Starfish, through the clear waters below the Fauntleroy Ferry Terminal pier in far West Seattle area. I notice by surprise, and quite huge, very blue or purple. Just look over the edge where the pier splits, and under the clear water on a quiet day. You may see them too.
I’m told these are purple according to some later research (I am a little color blind). Possibly these are pisaster ochraceus, or the Ochre sea star, also known as the Purple sea star.
I stare at the starfish while waiting for my transport to Vashon island. I see starfish as lazy creatures, with no patience because they wait for nothing. Here, they are likely safe from predators, meddling humans and their troublesome transports. I find amazing how their little underside can clench to almost anything that humans would find a struggling inconvenience. They simply stay, with no regard to gravity or the rising angles. In freedom, their habitat is grand, and most enjoyable for their brief 3-5 year lifespan. I imagine to be a starfish is like a day in the park, for the rest of your life.
Meanwhile, a morning of nothing else but the calm waters of Puget Sound’s Salish Sea. Then, back to the starfish. They now share a space with a lone friend, a crab. I never seen one cling to a pier like this. I can understand the ability of starfish, but how does the crab stay? See, at the water line..

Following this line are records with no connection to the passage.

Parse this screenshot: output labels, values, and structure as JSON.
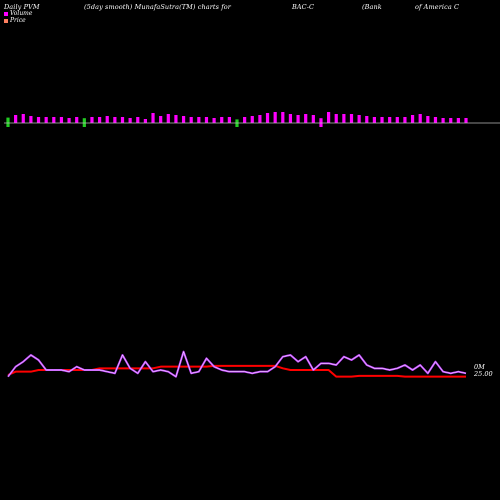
{
  "header": {
    "t1": "Daily PVM",
    "t2": "(5day smooth) MunafaSutra(TM) charts for",
    "t3": "BAC-C",
    "t4": "(Bank",
    "t5": "of America C"
  },
  "legend": {
    "volume": "Volume",
    "price": "Price"
  },
  "axis": {
    "right_top": "0M",
    "right_bottom": "25.00"
  },
  "colors": {
    "background": "#000000",
    "volume_bar": "#ff00ff",
    "volume_bar_green": "#22cc22",
    "baseline": "#bbbbbb",
    "price_line": "#ff0000",
    "pvm_line": "#c040ff",
    "pvm_line_light": "#ffffff",
    "legend_volume": "#ff00ff",
    "legend_price": "#ff8060"
  },
  "chart_data": {
    "type": "line",
    "title": "Daily PVM (5day smooth) MunafaSutra(TM) charts for BAC-C (Bank of America C",
    "x": [
      1,
      2,
      3,
      4,
      5,
      6,
      7,
      8,
      9,
      10,
      11,
      12,
      13,
      14,
      15,
      16,
      17,
      18,
      19,
      20,
      21,
      22,
      23,
      24,
      25,
      26,
      27,
      28,
      29,
      30,
      31,
      32,
      33,
      34,
      35,
      36,
      37,
      38,
      39,
      40,
      41,
      42,
      43,
      44,
      45,
      46,
      47,
      48,
      49,
      50,
      51,
      52,
      53,
      54,
      55,
      56,
      57,
      58,
      59,
      60,
      61
    ],
    "series": [
      {
        "name": "Volume",
        "values": [
          0.9,
          0.8,
          0.9,
          0.7,
          0.6,
          0.6,
          0.6,
          0.6,
          0.5,
          0.6,
          0.8,
          0.6,
          0.6,
          0.7,
          0.6,
          0.6,
          0.5,
          0.6,
          0.4,
          1.0,
          0.7,
          0.9,
          0.8,
          0.7,
          0.6,
          0.6,
          0.6,
          0.5,
          0.6,
          0.6,
          0.6,
          0.6,
          0.7,
          0.8,
          1.0,
          1.1,
          1.1,
          0.9,
          0.8,
          0.9,
          0.8,
          0.8,
          1.1,
          0.9,
          0.9,
          0.9,
          0.8,
          0.7,
          0.6,
          0.6,
          0.6,
          0.6,
          0.6,
          0.8,
          0.9,
          0.7,
          0.6,
          0.5,
          0.5,
          0.5,
          0.5
        ],
        "below": [
          true,
          false,
          false,
          false,
          false,
          false,
          false,
          false,
          false,
          false,
          true,
          false,
          false,
          false,
          false,
          false,
          false,
          false,
          false,
          false,
          false,
          false,
          false,
          false,
          false,
          false,
          false,
          false,
          false,
          false,
          true,
          false,
          false,
          false,
          false,
          false,
          false,
          false,
          false,
          false,
          false,
          true,
          false,
          false,
          false,
          false,
          false,
          false,
          false,
          false,
          false,
          false,
          false,
          false,
          false,
          false,
          false,
          false,
          false,
          false,
          false
        ],
        "green": [
          true,
          false,
          false,
          false,
          false,
          false,
          false,
          false,
          false,
          false,
          true,
          false,
          false,
          false,
          false,
          false,
          false,
          false,
          false,
          false,
          false,
          false,
          false,
          false,
          false,
          false,
          false,
          false,
          false,
          false,
          true,
          false,
          false,
          false,
          false,
          false,
          false,
          false,
          false,
          false,
          false,
          false,
          false,
          false,
          false,
          false,
          false,
          false,
          false,
          false,
          false,
          false,
          false,
          false,
          false,
          false,
          false,
          false,
          false,
          false,
          false
        ]
      },
      {
        "name": "Price",
        "values": [
          25.4,
          25.6,
          25.6,
          25.6,
          25.7,
          25.7,
          25.7,
          25.7,
          25.7,
          25.7,
          25.7,
          25.7,
          25.8,
          25.8,
          25.8,
          25.8,
          25.8,
          25.8,
          25.8,
          25.8,
          25.9,
          25.9,
          25.9,
          25.9,
          25.9,
          25.9,
          25.9,
          25.95,
          25.95,
          25.95,
          25.95,
          25.95,
          25.95,
          25.95,
          25.95,
          25.95,
          25.8,
          25.7,
          25.7,
          25.7,
          25.7,
          25.7,
          25.7,
          25.3,
          25.3,
          25.3,
          25.35,
          25.35,
          25.35,
          25.35,
          25.35,
          25.35,
          25.3,
          25.3,
          25.3,
          25.3,
          25.3,
          25.3,
          25.3,
          25.3,
          25.3
        ]
      },
      {
        "name": "PVM",
        "values": [
          25.3,
          25.9,
          26.2,
          26.6,
          26.3,
          25.7,
          25.7,
          25.7,
          25.6,
          25.9,
          25.7,
          25.7,
          25.7,
          25.6,
          25.5,
          26.6,
          25.8,
          25.5,
          26.2,
          25.6,
          25.7,
          25.6,
          25.3,
          26.8,
          25.5,
          25.6,
          26.4,
          25.9,
          25.7,
          25.6,
          25.6,
          25.6,
          25.5,
          25.6,
          25.6,
          25.9,
          26.5,
          26.6,
          26.2,
          26.5,
          25.7,
          26.1,
          26.1,
          26.0,
          26.5,
          26.3,
          26.6,
          26.0,
          25.8,
          25.8,
          25.7,
          25.8,
          26.0,
          25.7,
          26.0,
          25.5,
          26.2,
          25.6,
          25.5,
          25.6,
          25.5
        ]
      }
    ],
    "ylim": [
      24.5,
      27.5
    ],
    "grid": false,
    "legend_position": "top-left"
  }
}
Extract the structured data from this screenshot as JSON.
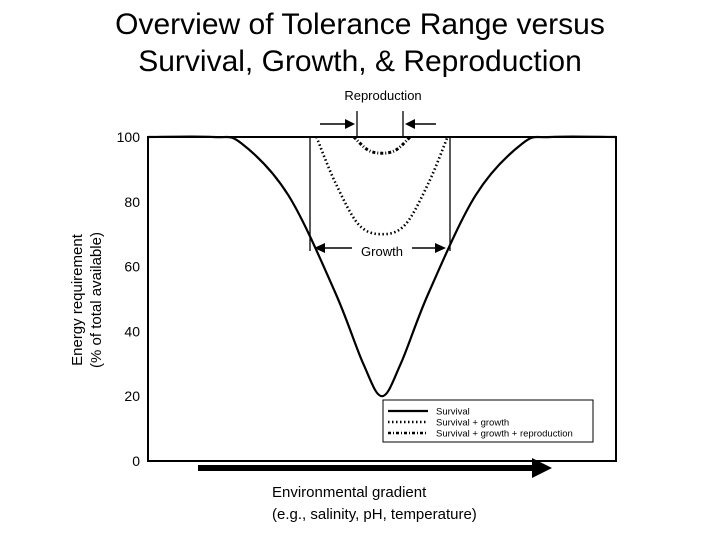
{
  "slide": {
    "title_line1": "Overview of Tolerance Range versus",
    "title_line2": "Survival, Growth, & Reproduction"
  },
  "chart_data": {
    "type": "line",
    "ylabel_line1": "Energy requirement",
    "ylabel_line2": "(% of total available)",
    "xlabel_line1": "Environmental gradient",
    "xlabel_line2": "(e.g., salinity, pH, temperature)",
    "ylim": [
      0,
      100
    ],
    "yticks": [
      "100",
      "80",
      "60",
      "40",
      "20",
      "0"
    ],
    "grid": false,
    "legend_position": "bottom-right",
    "annotations": {
      "reproduction": "Reproduction",
      "growth": "Growth"
    },
    "series": [
      {
        "name": "Survival",
        "style": "solid",
        "x": [
          0,
          0.14,
          0.2,
          0.3,
          0.4,
          0.46,
          0.5,
          0.54,
          0.6,
          0.7,
          0.8,
          0.86,
          1
        ],
        "y": [
          100,
          100,
          98,
          82,
          52,
          30,
          20,
          30,
          52,
          82,
          98,
          100,
          100
        ]
      },
      {
        "name": "Survival + growth",
        "style": "dotted",
        "x": [
          0.36,
          0.4,
          0.45,
          0.5,
          0.55,
          0.6,
          0.64
        ],
        "y": [
          100,
          86,
          73,
          70,
          73,
          86,
          100
        ]
      },
      {
        "name": "Survival + growth + reproduction",
        "style": "dash-dot",
        "x": [
          0.44,
          0.47,
          0.5,
          0.53,
          0.56
        ],
        "y": [
          100,
          96,
          95,
          96,
          100
        ]
      }
    ]
  }
}
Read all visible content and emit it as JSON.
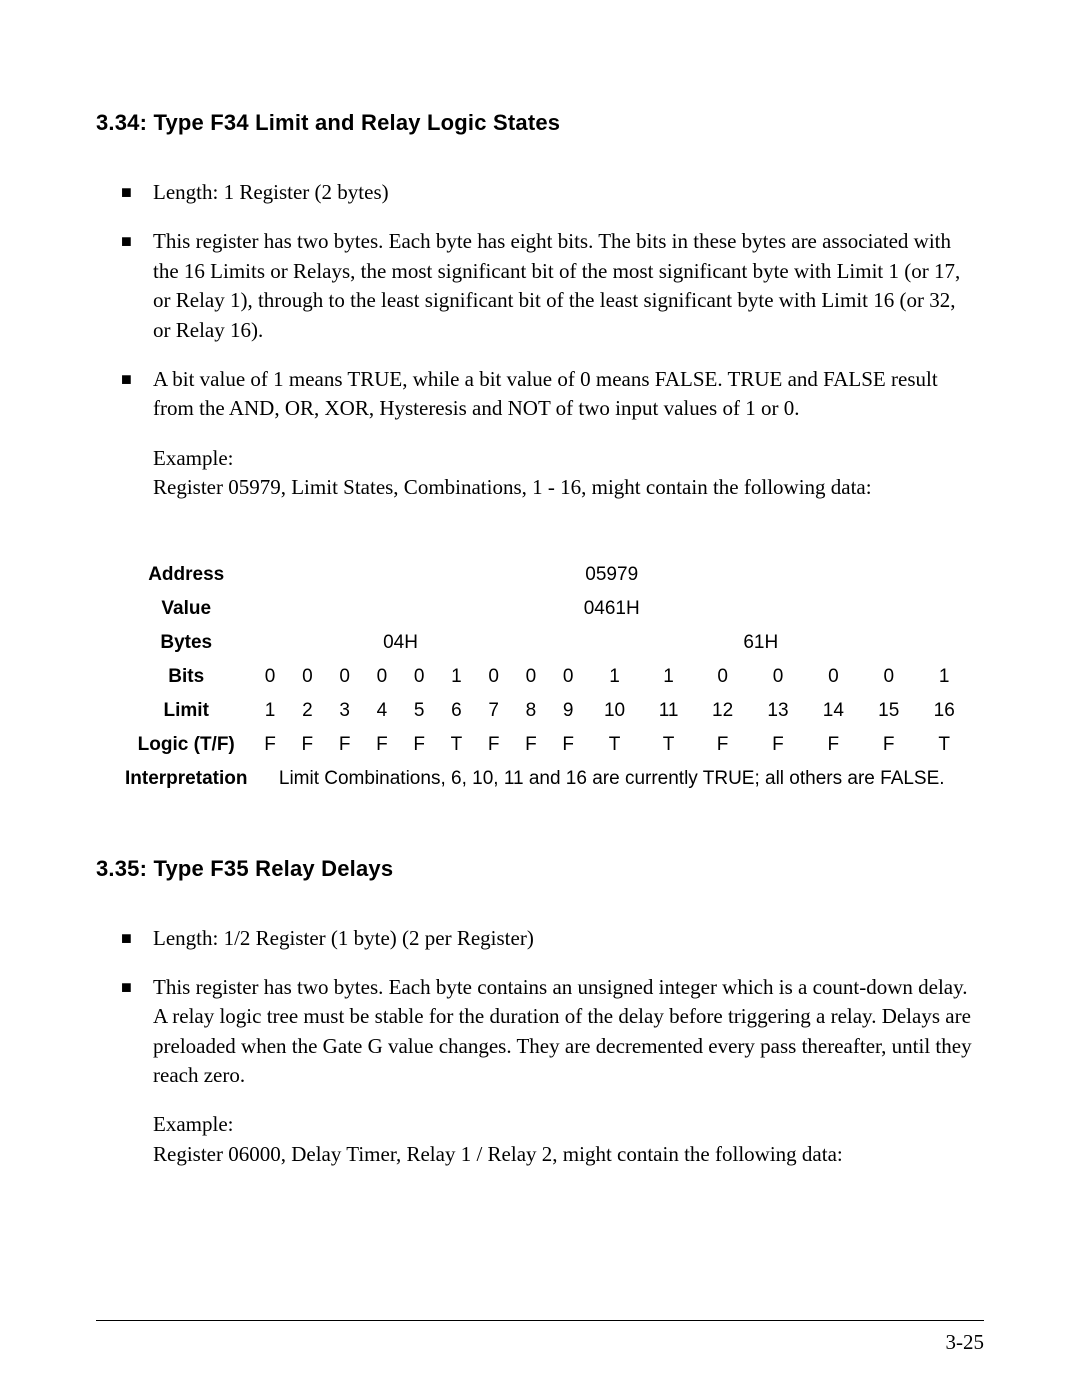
{
  "heading1": "3.34: Type F34  Limit and Relay Logic States",
  "sec1_b1": "Length: 1 Register (2 bytes)",
  "sec1_b2": "This register has two bytes.  Each byte has eight bits.  The bits in these bytes are associated with the 16 Limits or Relays, the most significant bit of the most significant byte with Limit 1 (or 17, or Relay 1), through to the least significant bit of the least significant byte with Limit 16 (or 32, or Relay 16).",
  "sec1_b3": "A bit value of 1 means TRUE, while a bit value of 0 means FALSE.  TRUE and FALSE result from the AND, OR, XOR, Hysteresis and NOT of two input values of 1 or 0.",
  "sec1_example_l1": "Example:",
  "sec1_example_l2": "Register 05979, Limit States, Combinations, 1 - 16, might contain the following data:",
  "table": {
    "rows": {
      "address": {
        "label": "Address",
        "valueSingle": "05979"
      },
      "value": {
        "label": "Value",
        "valueSingle": "0461H"
      },
      "bytes": {
        "label": "Bytes",
        "left": "04H",
        "right": "61H"
      },
      "bits": {
        "label": "Bits",
        "cells": [
          "0",
          "0",
          "0",
          "0",
          "0",
          "1",
          "0",
          "0",
          "0",
          "1",
          "1",
          "0",
          "0",
          "0",
          "0",
          "1"
        ]
      },
      "limit": {
        "label": "Limit",
        "cells": [
          "1",
          "2",
          "3",
          "4",
          "5",
          "6",
          "7",
          "8",
          "9",
          "10",
          "11",
          "12",
          "13",
          "14",
          "15",
          "16"
        ]
      },
      "logic": {
        "label": "Logic (T/F)",
        "cells": [
          "F",
          "F",
          "F",
          "F",
          "F",
          "T",
          "F",
          "F",
          "F",
          "T",
          "T",
          "F",
          "F",
          "F",
          "F",
          "T"
        ]
      },
      "interp": {
        "label": "Interpretation",
        "text": "Limit Combinations, 6, 10, 11 and 16 are currently TRUE; all others are FALSE."
      }
    }
  },
  "heading2": "3.35: Type F35  Relay Delays",
  "sec2_b1": "Length: 1/2 Register (1 byte) (2 per Register)",
  "sec2_b2": "This register has two bytes.  Each byte contains an unsigned integer which is a count-down delay.  A relay logic tree must be stable for the duration of the delay before triggering a relay.  Delays are preloaded when the Gate G value changes.  They are decremented every pass thereafter, until they reach zero.",
  "sec2_example_l1": "Example:",
  "sec2_example_l2": "Register 06000, Delay Timer, Relay 1 / Relay 2, might contain the following data:",
  "page_number": "3-25",
  "colors": {
    "text": "#000000",
    "background": "#ffffff"
  }
}
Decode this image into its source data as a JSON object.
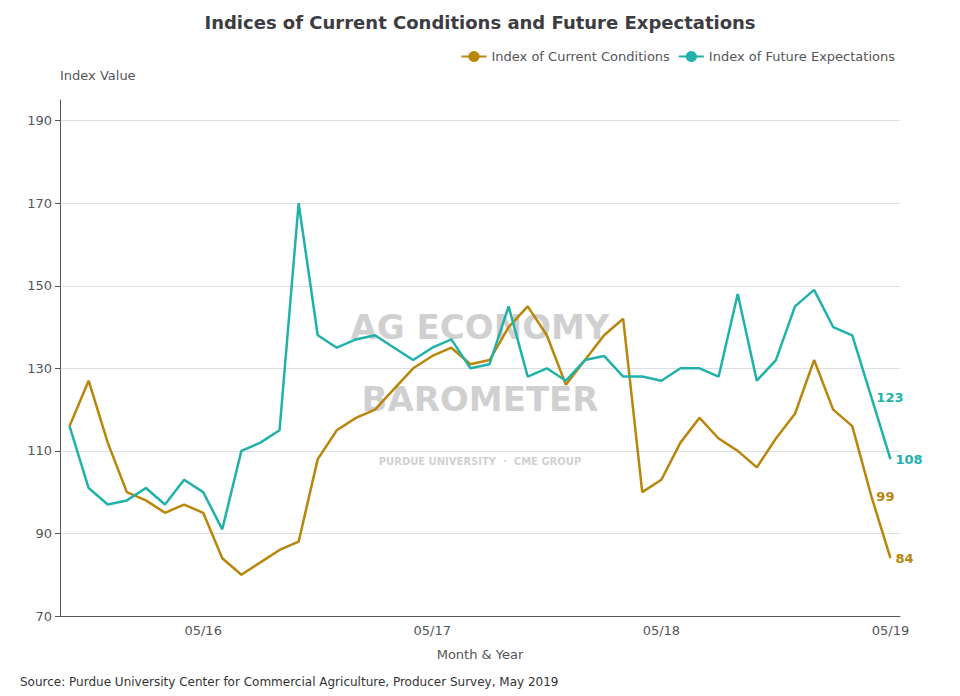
{
  "chart_data": {
    "type": "line",
    "title": "Indices of Current Conditions and Future Expectations",
    "xlabel": "Month & Year",
    "ylabel": "Index Value",
    "source": "Source: Purdue University Center for Commercial Agriculture, Producer Survey, May 2019",
    "watermark": [
      "AG ECONOMY",
      "BAROMETER",
      "PURDUE UNIVERSITY  ·  CME GROUP"
    ],
    "categories": [
      null,
      null,
      null,
      null,
      null,
      null,
      null,
      "05/16",
      null,
      null,
      null,
      null,
      null,
      null,
      null,
      null,
      null,
      null,
      null,
      "05/17",
      null,
      null,
      null,
      null,
      null,
      null,
      null,
      null,
      null,
      null,
      null,
      "05/18",
      null,
      null,
      null,
      null,
      null,
      null,
      null,
      null,
      null,
      null,
      null,
      "05/19"
    ],
    "series": [
      {
        "name": "Index of Current Conditions",
        "color": "#B8860B",
        "values": [
          116,
          127,
          112,
          100,
          98,
          95,
          97,
          95,
          84,
          80,
          83,
          86,
          88,
          108,
          115,
          118,
          120,
          125,
          130,
          133,
          135,
          131,
          132,
          140,
          145,
          138,
          126,
          132,
          138,
          142,
          100,
          103,
          112,
          118,
          113,
          110,
          106,
          113,
          119,
          132,
          120,
          116,
          99,
          84
        ],
        "value_labels": [
          null,
          null,
          null,
          null,
          null,
          null,
          null,
          null,
          null,
          null,
          null,
          null,
          null,
          null,
          null,
          null,
          null,
          null,
          null,
          null,
          null,
          null,
          null,
          null,
          null,
          null,
          null,
          null,
          null,
          null,
          null,
          null,
          null,
          null,
          null,
          null,
          null,
          null,
          null,
          null,
          null,
          null,
          "99",
          "84"
        ]
      },
      {
        "name": "Index of Future Expectations",
        "color": "#20B2AA",
        "values": [
          116,
          101,
          97,
          98,
          101,
          97,
          103,
          100,
          91,
          110,
          112,
          115,
          170,
          138,
          135,
          137,
          138,
          135,
          132,
          135,
          137,
          130,
          131,
          145,
          128,
          130,
          127,
          132,
          133,
          128,
          128,
          127,
          130,
          130,
          128,
          148,
          127,
          132,
          145,
          149,
          140,
          138,
          123,
          108
        ],
        "value_labels": [
          null,
          null,
          null,
          null,
          null,
          null,
          null,
          null,
          null,
          null,
          null,
          null,
          null,
          null,
          null,
          null,
          null,
          null,
          null,
          null,
          null,
          null,
          null,
          null,
          null,
          null,
          null,
          null,
          null,
          null,
          null,
          null,
          null,
          null,
          null,
          null,
          null,
          null,
          null,
          null,
          null,
          null,
          "123",
          "108"
        ]
      }
    ],
    "ylim": [
      70,
      195
    ],
    "yticks": [
      70,
      90,
      110,
      130,
      150,
      170,
      190
    ],
    "grid": true,
    "legend": "upper right"
  }
}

I think again, what else am I missing out there and so near? Here below, holds much company within Washington State’s massive Puget Sound. I know further north to the San Juan Islands, orca killer whales are often seen. Someday, I am saving for special with a good zoom lens and proper time to see these wonderful creatures rise. I also hear of octopi and seals below these same waters. I have seen plenty of seals from my life most along the California Coast. But for the octopi, I wish to someday personally observe in their natural habitat. Somewhere out there, far below.